A 53 year old man began to have cluster headache at the age of 35. For several years he had about one cluster every two years, easily controlled by one or more of the commonly used drugs. In the past years, however, the clusters became increasingly resistant to all treatment. When aged 51 he had a cluster lasting more than 10 months, completely insensitive to the following drugs at the maximal doses he tolerated: 360 mg/day verapamil, 900 mg/day lithium (plasma concentrations 0.8–0.9 mEq/l), 4.2 mg/day methisergide, 20 mg/day flunarizine, 400 mg/day carbamazepine, 100 mg/day oral prednisone, and 300 mg/day indomethacin. After more than one year free from attacks, they reappeared with severe intensity, one to four a day, mainly during the night. The previously used drugs, as well as infusions of 100 mg/day prednisone for two weeks and hyperbaric O2, alone and in association, were without effect. Relief was obtained only from sumatriptam at the onset of the attacks. After three months of ineffective attempts, we decided to administer 500 mg methylprednisolone intravenously (three hour infusion in saline) (figure, first slim arrow). Attacks stopped the same day of the infusion and the benefical effect persisted, a single attack only reappearing six days later. Again 500 mg methylprednisolone was administered, giving relief for five days. We continued a schedule of treatment based on a single 500 mg dose of methylprednisolone (figure, slim arrows) at the reappearance of a consistent attack, increasing the dose to 1000 mg (figure, thick arrow) from October. Methylprednisolone administration was associated with the H2 receptor antagonist ranitidine. Concomitant treatments with (figure) 360 mg/day verapamil, 900 mg/day lithium carbonate, up to 200 mg/day lamotrigine, 300 mg/day indomethacin, 4.2 mg/day methisergide, and 1000 mg/day valproate did not prolong the periods free from attacks. Two successive methylprednisolone administrations at only three day intervals did not prolong the benefical effect, which appeared to reduce its duration with time. Fortunately, the cluster vanished at the beginning of the 9th month from onset. No secondary effects of methylprednisolone treatment were seen.

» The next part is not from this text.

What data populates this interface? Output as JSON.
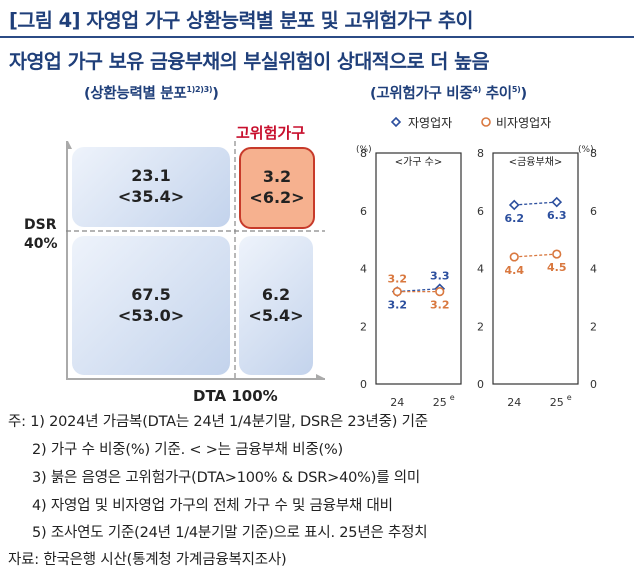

In the past 10 years, the use of high dose steroids, mainly 500–1000 mg/day methylprednisolone intravenously for three to10 days, has been proved to be effective in some neurological (for example, multiple sclerosis) and internal diseases of autoimmune origin. In these diseases the treatment has been found well tolerated, more effective than prolonged steroid therapy at lower doses, and devoid of significant adverse effects.
No role of the immune system has been so far proved in cluster headache. However, cycles of steroid therapy at medium doses have long been known to be among the most effective treatments.1-3The only suggestion of a role for the immune system came from Martelletti and Giacovazzo,4 who found an association of the HLA B21/DR5 antigen with responsiveness to prednisone therapy (our patient has HLA B7 B49 Dr2 Dr4 DR 53). Alternatively, steroids might suppress the release of vasoactive inflammatory agents—for example, stabilising mast cells.5
The present case suggests a possible benefical effect of high dose intravenous steroids in cases of cluster headache resistant to usual steroid doses and to other drugs. In our opinion the possibility of a benefical effect can be tested with a single administration of 500–1000 mg methylprednisolone, which is almost devoid of risk.